Months of post-election negotiations between Sadr’s bloc – the largest in parliament – and other factions have failed to produce a new government, prime minister and president.
Political tensions arise as Iraq remains plagued by endemic corruption, crumbling infrastructure and unemployment.
As a result of agreements made, the Sadrists also have representatives at the highest levels of ministries and have been accused by opponents of being as corrupt as other political forces.
Sadr’s supporters, however, are ready to follow him almost blindly and see him as a champion in the fight against corruption.
Speaking from a dais, the imam who led the prayer endorsed Sadr’s call for early elections.
“Iraq is a prisoner of the corrupt,” said the imam, denouncing “the scandalous degradation of public services, health and education”.
Sheikh Ali Al-Atabi, 38, joined the crowd in support of Sadr. Calling people to Friday prayers is “part of his repertoire” when he “wants to use people for something”, Atabi explained.
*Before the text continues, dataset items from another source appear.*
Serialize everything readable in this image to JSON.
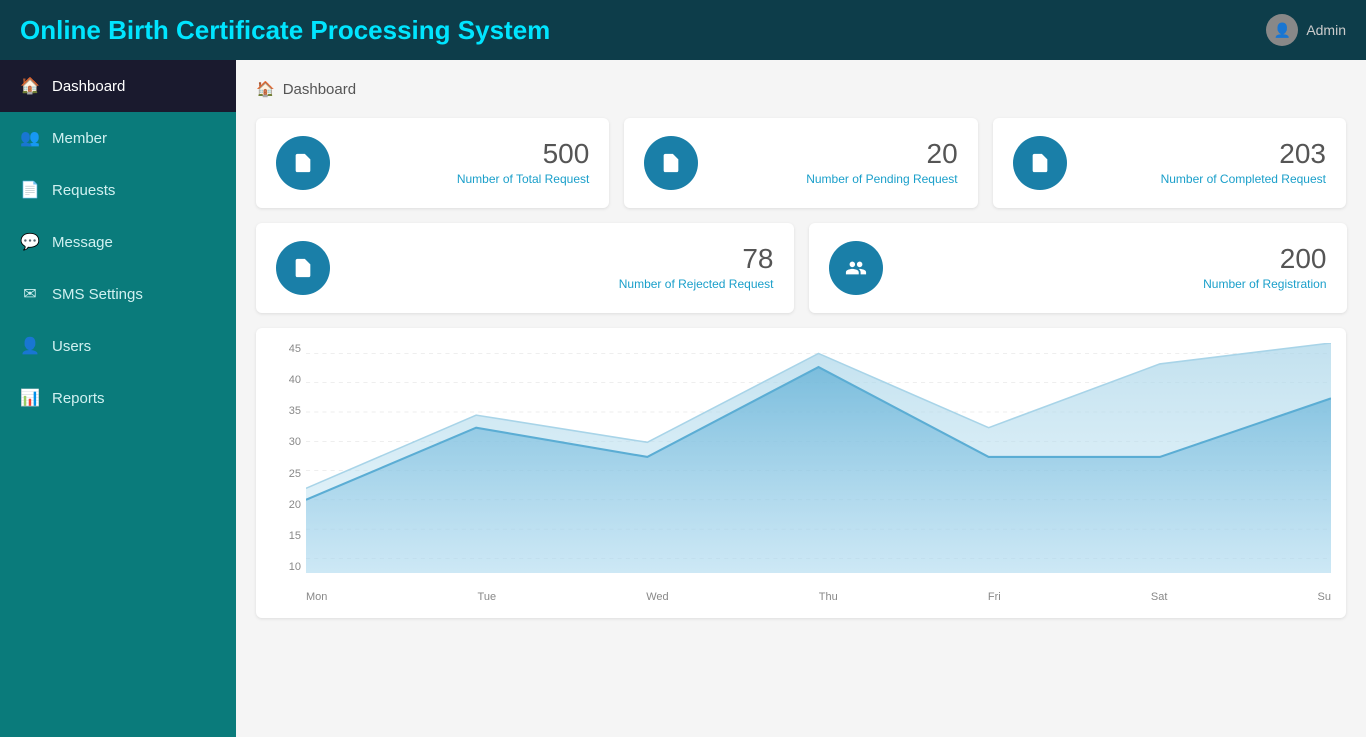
{
  "header": {
    "title": "Online Birth Certificate Processing System",
    "admin_label": "Admin"
  },
  "sidebar": {
    "items": [
      {
        "id": "dashboard",
        "label": "Dashboard",
        "icon": "🏠",
        "active": true
      },
      {
        "id": "member",
        "label": "Member",
        "icon": "👥",
        "active": false
      },
      {
        "id": "requests",
        "label": "Requests",
        "icon": "📄",
        "active": false
      },
      {
        "id": "message",
        "label": "Message",
        "icon": "💬",
        "active": false
      },
      {
        "id": "sms-settings",
        "label": "SMS Settings",
        "icon": "✉",
        "active": false
      },
      {
        "id": "users",
        "label": "Users",
        "icon": "👤",
        "active": false
      },
      {
        "id": "reports",
        "label": "Reports",
        "icon": "📊",
        "active": false
      }
    ]
  },
  "breadcrumb": {
    "icon": "🏠",
    "label": "Dashboard"
  },
  "stats": {
    "row1": [
      {
        "id": "total",
        "number": "500",
        "label": "Number of Total Request",
        "icon": "📄"
      },
      {
        "id": "pending",
        "number": "20",
        "label": "Number of Pending Request",
        "icon": "📄"
      },
      {
        "id": "completed",
        "number": "203",
        "label": "Number of Completed Request",
        "icon": "📄"
      }
    ],
    "row2": [
      {
        "id": "rejected",
        "number": "78",
        "label": "Number of Rejected Request",
        "icon": "📄"
      },
      {
        "id": "registration",
        "number": "200",
        "label": "Number of Registration",
        "icon": "👤"
      }
    ]
  },
  "chart": {
    "y_labels": [
      "10",
      "15",
      "20",
      "25",
      "30",
      "35",
      "40",
      "45"
    ],
    "x_labels": [
      "Mon",
      "Tue",
      "Wed",
      "Thu",
      "Fri",
      "Sat",
      "Su"
    ]
  },
  "colors": {
    "sidebar_bg": "#0a7b7b",
    "header_bg": "#0d3d4a",
    "accent": "#1a7fa8",
    "accent_text": "#1a9fca"
  }
}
A similar prayer call and pressure tactic by Sadr in mid-July drew hundreds of thousands of Muslim worshipers to Sadr City, a Baghdad neighborhood named after his murdered father.
Qassem Abu Mustafa, 40, described the latest rally as “a thorn” pricking “the enemy to demand legislative elections and reforms”.
Worshipers, mostly men but with a few women, used umbrellas to shield themselves from Baghdad’s 42 degrees Celsius (108 Fahrenheit) heat.
Some waved Iraqi flags and carried portraits of their leader.
“Whatever Mr. Sadr’s opinion, we are with him,” Abu Mustafa said.
Sadr’s bloc emerged from the October elections as the largest in parliament, but still far from having a majority.
In June, its 73 lawmakers resigned in a bid to break the deadlock. This led to a rival Shiite bloc, the Pro-Iran Coordination Framework, which became the largest in the legislature.
The Coordination Framework’s appointment of former minister Mohammed Shia Al-Sudani as prime minister has angered the Sadr bloc and sparked the occupation of parliament by its supporters.
With armed groups linked to the various political factions in Iraq, the United Nations has warned that tensions could worsen.
On Wednesday, Sadr called for the dissolution of parliament and new polls. The coordination framework said Thursday evening that it was open to the idea, signaling a possible de-escalation.
But “a national consensus on the issue and the creation of a safe environment” were prerequisites for such polls, he said.
The framework stressed the importance of “not disrupting the functioning” of constitutional institutions – a clear reference to the occupation of parliament by Sadr supporters.
The coordination framework includes lawmakers from the party of former Prime Minister Nouri Al-Maliki, a longtime enemy of Sadr, and Hashed Al-Shaabi, a former pro-Iranian paramilitary network now integrated into the security forces.
The outgoing Speaker of Parliament, Mohammed Al-Halbussi, a member of the minority Sunni community, expressed on Twitter his support for new elections.
He said it was “impossible to ignore the will of the masses”.